Action Alert: Family Game Night
March 30, 2012
In the elementary school where I work, we are recognizing that our students are lacking basic number sense. “Number sense" is to math what "reading comprehension" is to reading. It is not only orally counting and understanding that numbers have names used to identify quantities, but it is also the ability to match a number name with an item in a set. Playing games with dice, such as Yahtzee, Dominoes, and Shut the Box provide rich opportunities for children to learn number sense outside the classroom. Families today just aren’t sitting down at night playing board games like they used to. Instead, children are playing video games alone in their bedrooms. That said, if parents would play board games with their children regularly, it would reinforce their number sense in a fun and stress-free environment outside the classroom. Other board games that reinforce math skills are Connect Four, Chutes and Ladders, Trouble, Monopoly, puzzles, card games, etc.

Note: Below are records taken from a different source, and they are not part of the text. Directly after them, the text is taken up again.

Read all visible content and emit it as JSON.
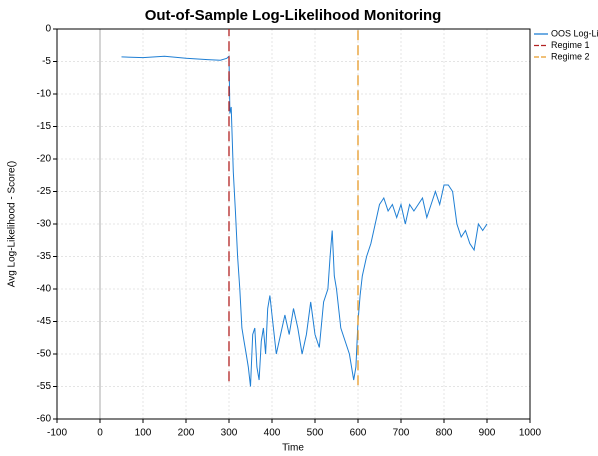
{
  "chart_data": {
    "type": "line",
    "title": "Out-of-Sample Log-Likelihood Monitoring",
    "xlabel": "Time",
    "ylabel": "Avg Log-Likelihood - Score()",
    "xlim": [
      -100,
      1000
    ],
    "xticks": [
      -100,
      0,
      100,
      200,
      300,
      400,
      500,
      600,
      700,
      800,
      900,
      1000
    ],
    "ylim": [
      -60,
      0
    ],
    "yticks": [
      0,
      -5,
      -10,
      -15,
      -20,
      -25,
      -30,
      -35,
      -40,
      -45,
      -50,
      -55,
      -60
    ],
    "grid": true,
    "legend": "outside-right",
    "series": [
      {
        "name": "OOS Log-Li",
        "color": "#1f7fd4",
        "dashed": false,
        "x": [
          50,
          100,
          150,
          200,
          250,
          280,
          295,
          300,
          302,
          305,
          310,
          315,
          320,
          325,
          330,
          335,
          340,
          345,
          350,
          355,
          360,
          365,
          370,
          375,
          380,
          385,
          390,
          395,
          400,
          410,
          420,
          430,
          440,
          450,
          460,
          470,
          480,
          490,
          500,
          510,
          520,
          530,
          535,
          540,
          545,
          550,
          560,
          570,
          580,
          590,
          595,
          600,
          605,
          610,
          620,
          630,
          640,
          650,
          660,
          670,
          680,
          690,
          700,
          710,
          720,
          730,
          740,
          750,
          760,
          770,
          780,
          790,
          800,
          810,
          820,
          830,
          840,
          850,
          860,
          870,
          880,
          890,
          900
        ],
        "values": [
          -4.3,
          -4.4,
          -4.2,
          -4.5,
          -4.7,
          -4.8,
          -4.5,
          -4.2,
          -13,
          -12,
          -22,
          -28,
          -35,
          -40,
          -46,
          -48,
          -50,
          -52,
          -55,
          -47,
          -46,
          -52,
          -54,
          -48,
          -46,
          -50,
          -43,
          -41,
          -44,
          -50,
          -47,
          -44,
          -47,
          -43,
          -46,
          -50,
          -47,
          -42,
          -47,
          -49,
          -42,
          -40,
          -35,
          -31,
          -38,
          -40,
          -46,
          -48,
          -50,
          -54,
          -52,
          -45,
          -41,
          -38,
          -35,
          -33,
          -30,
          -27,
          -26,
          -28,
          -27,
          -29,
          -27,
          -30,
          -27,
          -28,
          -27,
          -26,
          -29,
          -27,
          -25,
          -27,
          -24,
          -24,
          -25,
          -30,
          -32,
          -31,
          -33,
          -34,
          -30,
          -31,
          -30
        ]
      },
      {
        "name": "Regime 1",
        "color": "#b22222",
        "dashed": true,
        "x": [
          300,
          300
        ],
        "values": [
          -54.2,
          0
        ]
      },
      {
        "name": "Regime 2",
        "color": "#e69a28",
        "dashed": true,
        "x": [
          600,
          600
        ],
        "values": [
          -54.8,
          0
        ]
      }
    ]
  }
}
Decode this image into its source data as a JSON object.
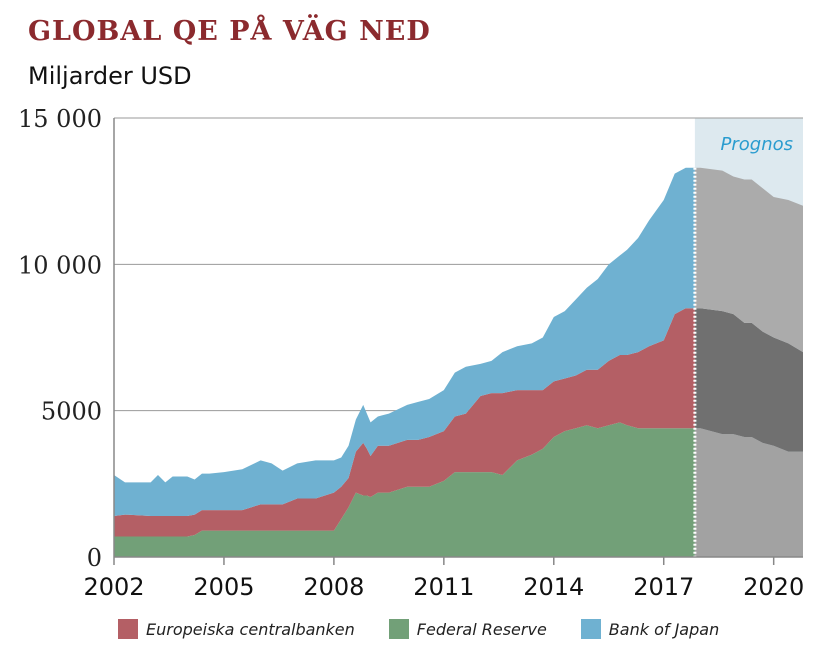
{
  "header": {
    "title": "GLOBAL QE PÅ VÄG NED",
    "subtitle": "Miljarder USD"
  },
  "chart_data": {
    "type": "area",
    "stacked": true,
    "title": "GLOBAL QE PÅ VÄG NED",
    "ylabel": "Miljarder USD",
    "xlim": [
      2002,
      2020.8
    ],
    "ylim": [
      0,
      15000
    ],
    "x_ticks": [
      2002,
      2005,
      2008,
      2011,
      2014,
      2017,
      2020
    ],
    "y_ticks": [
      {
        "value": 0,
        "label": "0"
      },
      {
        "value": 5000,
        "label": "5000"
      },
      {
        "value": 10000,
        "label": "10 000"
      },
      {
        "value": 15000,
        "label": "15 000"
      }
    ],
    "grid": "horizontal",
    "forecast": {
      "label": "Prognos",
      "start": 2017.85,
      "end": 2020.8
    },
    "x": [
      2002.0,
      2002.3,
      2003.0,
      2003.2,
      2003.4,
      2003.6,
      2004.0,
      2004.2,
      2004.4,
      2004.6,
      2005.0,
      2005.5,
      2006.0,
      2006.3,
      2006.6,
      2007.0,
      2007.5,
      2008.0,
      2008.2,
      2008.4,
      2008.6,
      2008.8,
      2008.9,
      2009.0,
      2009.2,
      2009.5,
      2010.0,
      2010.3,
      2010.6,
      2011.0,
      2011.3,
      2011.6,
      2012.0,
      2012.3,
      2012.6,
      2013.0,
      2013.4,
      2013.7,
      2014.0,
      2014.3,
      2014.6,
      2014.9,
      2015.2,
      2015.5,
      2015.8,
      2016.0,
      2016.3,
      2016.6,
      2017.0,
      2017.3,
      2017.6,
      2017.85
    ],
    "series": [
      {
        "name": "Federal Reserve",
        "color": "#72a078",
        "values": [
          700,
          700,
          700,
          700,
          700,
          700,
          700,
          750,
          900,
          900,
          900,
          900,
          900,
          900,
          900,
          900,
          900,
          900,
          1300,
          1700,
          2200,
          2100,
          2100,
          2050,
          2200,
          2200,
          2400,
          2400,
          2400,
          2600,
          2900,
          2900,
          2900,
          2900,
          2800,
          3300,
          3500,
          3700,
          4100,
          4300,
          4400,
          4500,
          4400,
          4500,
          4600,
          4500,
          4400,
          4400,
          4400,
          4400,
          4400,
          4400
        ]
      },
      {
        "name": "Europeiska centralbanken",
        "color": "#b45f65",
        "values": [
          700,
          750,
          700,
          700,
          700,
          700,
          700,
          700,
          700,
          700,
          700,
          700,
          900,
          900,
          900,
          1100,
          1100,
          1300,
          1100,
          1000,
          1400,
          1800,
          1600,
          1400,
          1600,
          1600,
          1600,
          1600,
          1700,
          1700,
          1900,
          2000,
          2600,
          2700,
          2800,
          2400,
          2200,
          2000,
          1900,
          1800,
          1800,
          1900,
          2000,
          2200,
          2300,
          2400,
          2600,
          2800,
          3000,
          3900,
          4100,
          4100
        ]
      },
      {
        "name": "Bank of Japan",
        "color": "#6fb1d1",
        "values": [
          1400,
          1100,
          1150,
          1400,
          1150,
          1350,
          1350,
          1200,
          1250,
          1250,
          1300,
          1400,
          1500,
          1400,
          1150,
          1200,
          1300,
          1100,
          1000,
          1100,
          1100,
          1300,
          1200,
          1150,
          1000,
          1100,
          1200,
          1300,
          1300,
          1400,
          1500,
          1600,
          1100,
          1100,
          1400,
          1500,
          1600,
          1800,
          2200,
          2300,
          2600,
          2800,
          3100,
          3300,
          3400,
          3600,
          3900,
          4300,
          4800,
          4800,
          4800,
          4800
        ]
      }
    ],
    "forecast_x": [
      2017.85,
      2018.0,
      2018.6,
      2018.9,
      2019.2,
      2019.4,
      2019.7,
      2020.0,
      2020.4,
      2020.8
    ],
    "forecast_series": [
      {
        "name": "Federal Reserve",
        "color": "#a2a2a2",
        "values": [
          4400,
          4400,
          4200,
          4200,
          4100,
          4100,
          3900,
          3800,
          3600,
          3600
        ]
      },
      {
        "name": "Europeiska centralbanken",
        "color": "#707070",
        "values": [
          4100,
          4100,
          4200,
          4100,
          3900,
          3900,
          3800,
          3700,
          3700,
          3400
        ]
      },
      {
        "name": "Bank of Japan",
        "color": "#ababab",
        "values": [
          4800,
          4800,
          4800,
          4700,
          4900,
          4900,
          4900,
          4800,
          4900,
          5000
        ]
      }
    ],
    "legend_placement": "bottom",
    "legend": [
      {
        "name": "Europeiska centralbanken",
        "color": "#b45f65"
      },
      {
        "name": "Federal Reserve",
        "color": "#72a078"
      },
      {
        "name": "Bank of Japan",
        "color": "#6fb1d1"
      }
    ]
  }
}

Parents should know that students leaving first grade without solid number sense skills are essentially set up for lifelong struggles with math. Sometimes their teachers may not be spending enough time teaching the standards necessary to embed their number sense, or sometimes it may be that the concept is too abstract for children to comprehend at their developmental level. Therefore, families should take the time for “Family Game Night” with their children when they are young. This is an easy way to give them a solid foundation with number sense, and a lifelong understanding of basic math skills (not to mention the positive family relationships that are building in the process)!
Cathi Bradley is a mother of two boys who attend the same school in which she is the Principal. She is the 2011 Mom Congress Delegate for West Virginia. Cathi tries her best to treat each student as if he or she is her own, making decisions that would be in their best interest. Having children of her own at the elementary school age puts her in an advantage of knowing what 21st century students need, as well as what challenges they face in society today.